Updated

The absurd and exaggerated outrage by Democrats and some in the media over President Trump’s selection of former U.N. Ambassador John Bolton to become his next national security adviser has reached ridiculous proportions. This prompted Defense Secretary Jim Mattis to engage in a bit of wry humor Thursday on meeting Bolton.

“It’s good to finally meet you,” Mattis joked when Bolton arrived to see him at the Pentagon. “I heard that you’re actually the devil incarnate and I wanted to meet you.”

Mattis was clearly kidding. Unfortunately, former President Jimmy Carter wasn’t when he launched a hyperbolic attack on Bolton earlier this week.

In an interview with “CBS This Morning,” President Carter said: “I think his (President Trump’s) last choice for national security adviser was very ill-advised. I think John Bolton has been the worst mistake he's made."

Well, at least President Carter is consistent. He’s been consistently wrong time and time again over the decades, and he seems determined to keep his record of misjudgments intact.

I don’t know if President Carter has ever met John Bolton or how much he knows about the former ambassador. I’ve known John Bolton for 17 years.
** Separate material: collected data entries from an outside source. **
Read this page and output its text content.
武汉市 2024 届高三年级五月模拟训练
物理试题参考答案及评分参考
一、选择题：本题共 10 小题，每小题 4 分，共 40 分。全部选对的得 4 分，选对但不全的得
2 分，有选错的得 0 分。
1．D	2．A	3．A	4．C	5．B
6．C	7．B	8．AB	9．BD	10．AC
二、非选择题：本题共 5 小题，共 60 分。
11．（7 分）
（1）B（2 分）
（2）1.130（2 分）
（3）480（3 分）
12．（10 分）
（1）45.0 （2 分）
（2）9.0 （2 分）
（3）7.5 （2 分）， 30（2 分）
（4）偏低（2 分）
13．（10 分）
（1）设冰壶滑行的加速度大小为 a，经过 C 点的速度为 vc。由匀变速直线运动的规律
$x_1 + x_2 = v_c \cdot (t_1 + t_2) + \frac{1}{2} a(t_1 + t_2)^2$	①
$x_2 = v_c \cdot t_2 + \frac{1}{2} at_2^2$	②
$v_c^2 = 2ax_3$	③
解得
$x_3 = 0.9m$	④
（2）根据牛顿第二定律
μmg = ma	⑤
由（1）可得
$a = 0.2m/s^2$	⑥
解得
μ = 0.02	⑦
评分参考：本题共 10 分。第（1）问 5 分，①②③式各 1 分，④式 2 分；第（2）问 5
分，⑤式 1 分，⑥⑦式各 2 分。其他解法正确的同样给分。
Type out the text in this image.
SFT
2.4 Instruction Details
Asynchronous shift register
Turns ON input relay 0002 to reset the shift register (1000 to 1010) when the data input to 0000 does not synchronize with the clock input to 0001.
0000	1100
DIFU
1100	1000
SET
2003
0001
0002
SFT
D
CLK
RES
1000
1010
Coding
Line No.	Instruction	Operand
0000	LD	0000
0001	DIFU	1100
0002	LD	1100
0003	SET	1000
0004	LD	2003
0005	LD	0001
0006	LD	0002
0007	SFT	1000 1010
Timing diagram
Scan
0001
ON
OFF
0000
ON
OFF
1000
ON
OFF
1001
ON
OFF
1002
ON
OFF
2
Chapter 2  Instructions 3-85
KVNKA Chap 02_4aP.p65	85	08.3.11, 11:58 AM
We served together at the State Department from 2001 until 2005, and then at the United Nations when he was the U.S. ambassador and I was the U.N.’s undersecretary general for management.

Throughout our time working together, I saw a man of terrific courage, uncommon integrity, indefatigable intensity, and singleness of mind to advance an agenda of good government and the safety of our citizens. To those like President Carter who decry his appointment, I would say: We need more John Boltons, not fewer.

At the U.N., with Bolton on the outside of the Secretariat and me on the inside, we tag-teamed to cajole, urge, advocate for, push, and pass some of the most sweeping reforms in a generation.

Together, we worked to bring accountability, governance and ethics training to the U.N. We succeeded in getting the U.N. to create an ethics office, write and implement whistleblower protection and new rules against sexual harassment.

In addition, we led the effort that got the U.N. to implement new audit standards and a new audit and accounting system. And our work resulted in the U.N. adopting the transparency that we have come to take for granted in democracies.

Previously, as undersecretary of state for arms control and international security, Bolton personally led the effort to draft and implement the Proliferation Security Initiative (PSI), a critical component of making sure terrorists could not slip missiles or weapons of mass destruction into our country or any other country.

Born from the U.S.’s inability in 2002 to stop North Korea from shipping Scud missiles to Yemen, Bolton led the effort to rally key European allies and adopt the PSI so that never again would we be unable to stop and search commercial vessels suspected of being fronts for rogue nations.

The key to his success was Bolton’s idea to do this not by a multilateral treaty taking years to adopt, but by negotiating agreements with the nations that flag most of the commercial vessels that ply the oceans.

You can thank John Bolton for keeping our ports, and those of our allies, safe as a result – and at least slowing down the destabilizing efforts of the North Korean regime.

Perhaps one of the most laughable sore points of the left came when Bolton said almost 25 years ago: “The (U.N.) Secretariat building in New York has 38 stories. If it lost ten stories, it wouldn’t make a bit of difference.” 

At that time, the U.N. was caught in a time-warp of 1950 – ineffective and inefficient, and at times tragically feckless. Does anyone on the left need any more evidence than the slaughter – two months after Bolton made that remark – of over 800,000 men, women and children in the minority Tutsi community in Rwanda? There is not a worse moment in the history of the U.N. than 1994.

Contrary to the hyperbole coming out of the left and media commentators, Bolton is not a hawk determined to push the U.S. into war. But he certainly understands that peace was never achieved and maintained through weakness.

For example, after 32 years of meeting and talking on and on, Democratic and Republican U.S. administrations have made zero progress in their quest to stop North Korea from developing nuclear weapons and long-range missiles.

But now President Trump has a chance to actually get something done with his policy of firmness and strength. Bolton has the opportunity to play a major role supporting the president.

Bolton correctly understands that only through concerted pressure – not only economic and diplomatic, but also military – will North Korea be stopped. And he knows the goal is to never to have to use military power.

If anyone can achieve the goal of the nuclear disarmament of North Korea (and it may well be out of reach after all these years) the team of President Trump and John Bolton can. Bolton will be the most experienced national security adviser in decades – from his service to our country at the U.S. Agency for International Development, at the Department of Justice, at the State Department and at the United Nations.

If the left wants to blame Bolton for something, blame him for being too intensely dedicated to keeping America safe and strong. Blame him for always putting the American people first. Blame him for being a great American patriot.

As a Marine combat veteran of the First Gulf War, I say with total confidence that there is no better friend to have in your foxhole than John Bolton, and no fiercer foe if you are the enemy. President Trump has made a wise choice to be his national security adviser.